A joyous & emotional return to singing with Fauré Requiem
Date Posted: Wed, 20 Oct 2021
Howard Ionascu, EPC’s musical director, talks about the return to singing after the silence imposed by the pandemic, as he prepares the choir for our 13 November concert:
“The Fauré Requiem is a much-loved choral work around the world and will be familiar to many of our audiences. After many months without live music-making, it made sense to me to choose a well-known work of great beauty to launch us back into live concerts and performing. We are joined by two wonderful young professional soloists - Lucy Cronin and James Geidt - who I know with enthral our audience.
“The European theme of the first half of the concert - singing in a range of languages - gives the audience a chance to enjoy short pieces of music in a variety of styles and languages. Ranging from the polyphonic brilliance of Palestrina to the popular sound-world of Patrick Hawes’ Quanta Qualia.
“After 18 months of not singing in person, the choir has had to work especially hard at forming a solid core to its sound, and in particular regaining the special blend and sound that EPC is well-known for. We have also had to all build back up our choral stamina in rehearsals. It will be a joyous and emotional moment when EPC once again takes to the stage in the nave of Exeter Cathedral, a place we have all missed so much during these long months of the pandemic.”

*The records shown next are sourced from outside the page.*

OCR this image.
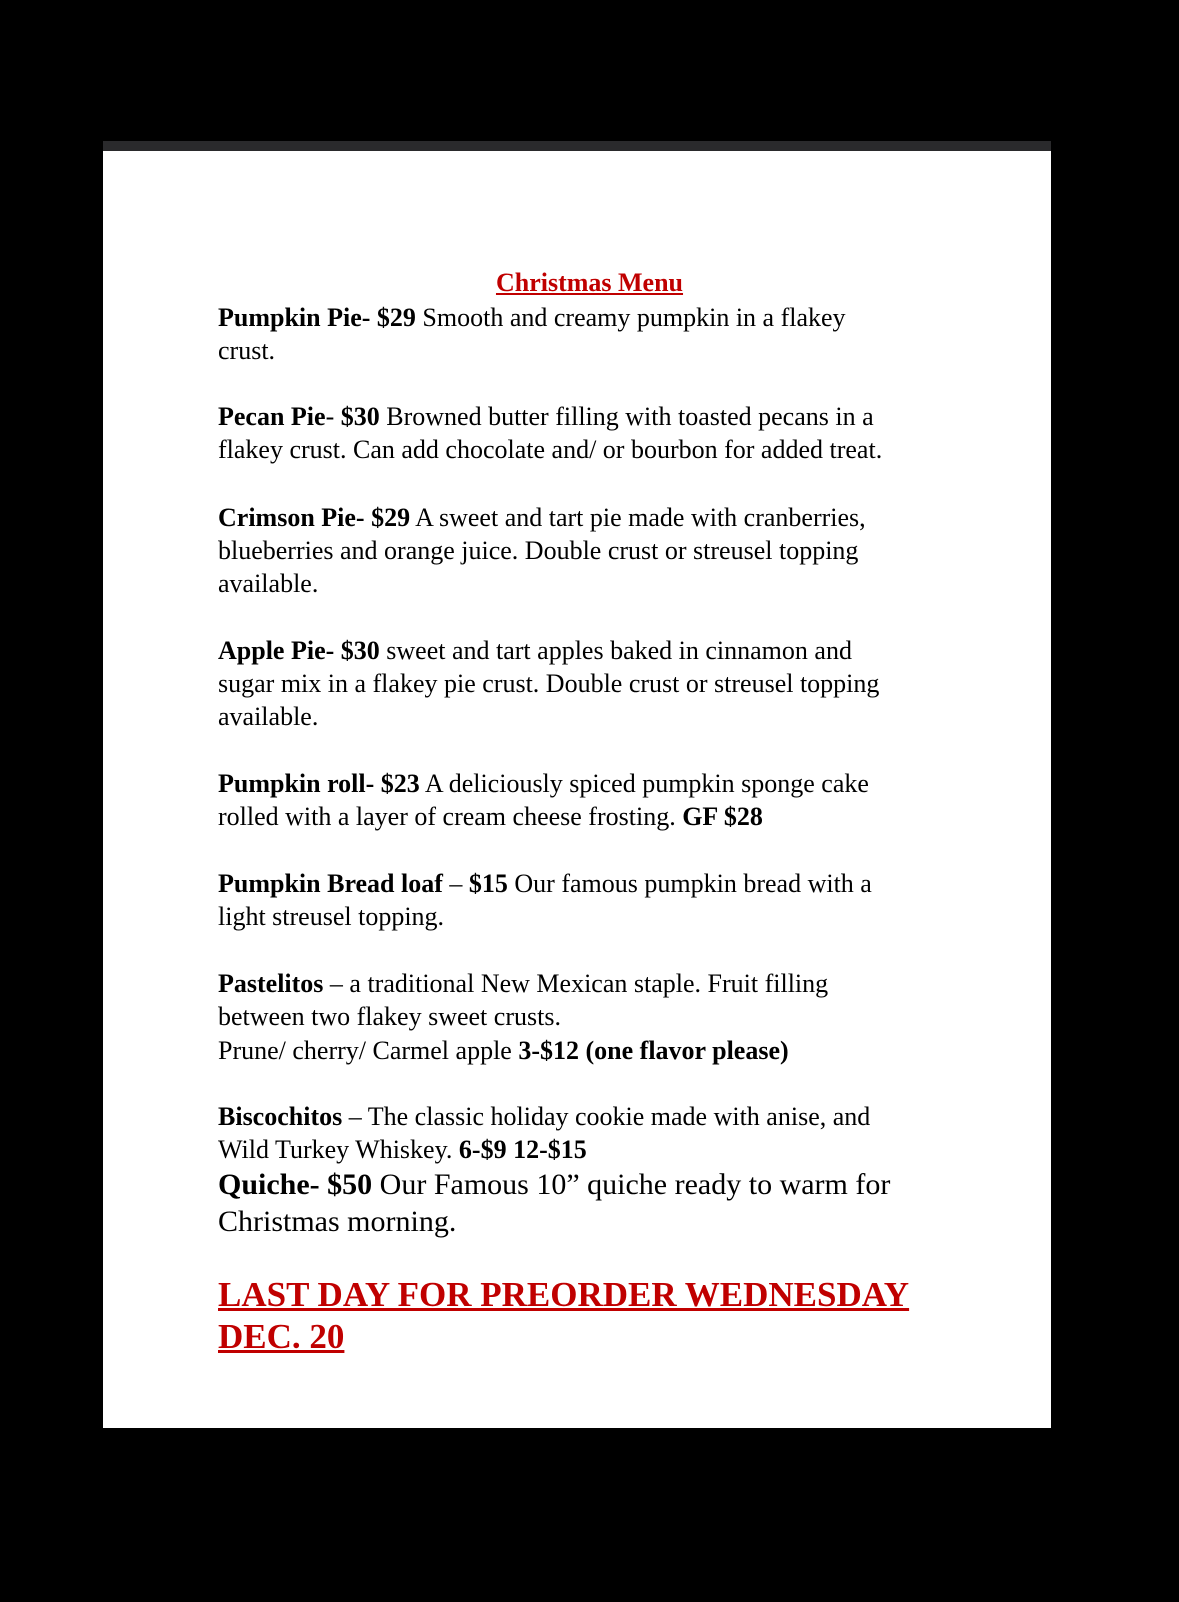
Christmas Menu
Pumpkin Pie- $29 Smooth and creamy pumpkin in a flakey
crust.
Pecan Pie- $30 Browned butter filling with toasted pecans in a
flakey crust. Can add chocolate and/ or bourbon for added treat.
Crimson Pie- $29 A sweet and tart pie made with cranberries,
blueberries and orange juice. Double crust or streusel topping
available.
Apple Pie- $30 sweet and tart apples baked in cinnamon and
sugar mix in a flakey pie crust. Double crust or streusel topping
available.
Pumpkin roll- $23 A deliciously spiced pumpkin sponge cake
rolled with a layer of cream cheese frosting. GF $28
Pumpkin Bread loaf – $15 Our famous pumpkin bread with a
light streusel topping.
Pastelitos – a traditional New Mexican staple. Fruit filling
between two flakey sweet crusts.
Prune/ cherry/ Carmel apple 3-$12 (one flavor please)
Biscochitos – The classic holiday cookie made with anise, and
Wild Turkey Whiskey. 6-$9 12-$15
Quiche- $50 Our Famous 10” quiche ready to warm for
Christmas morning.
LAST DAY FOR PREORDER WEDNESDAY
DEC. 20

Songs of the Soul along St Michael's Way
Date Posted: Mon, 27 Sep 2021
Songs of the Soul along St Michael’s Way Members of Exeter Philharmonic Choir and friends received a very warm welcome in Cornwall over the weekend of 24 to 26 September as they walked the ancient pilgrimage route of St Michael’s Way, singing as they journeyed. The singers, who had renamed themselves as the Pilgrims’ Chorus, gave three short concerts, at St Uny’s Church in Lelant, St Paul’s Church in Ludgvan and, at journey’s end, in the Castle Chapel at St Michael’s Mount. Stephen Tanner, EPC’s associate director of music, conducted an eclectic programme featuring Monteverdi, Palestrina, Bruckner and Haydn, alongside madrigals, folk songs and traditional spirituals arranged by the Soweto Gospel Choir. It was a privilege for the Pilgrims’ Chorus to perform the première of Stephen Tanner’s most recent composition, a setting of Ave Verum Corpus, as well as to sing a work by the choir’s former director of music, Andrew Millington, entitled Give me my Scallop Shell, an arrangement of words from Sir Walter Raleigh’s The Passionate Man’s Pilgrimage. The walking was as wonderful as the singing, along varied paths, through contrasting landscapes. Mist obscured the panoramic view from the highest point, the Iron Age hill fort on Trencrom Hill. But, as the walkers descended, St Michael’s Mount came into view, as well as the tower of St Paul’s Church, Ludgvan. And on the final day the sun shone, lighting the walkers’ path along the causeway and up to the Castle Chapel, where the Pilgrims’ Chorus gave its final performance, ending with Parry’s moving settting of Tennyson’s Crossing the Bar.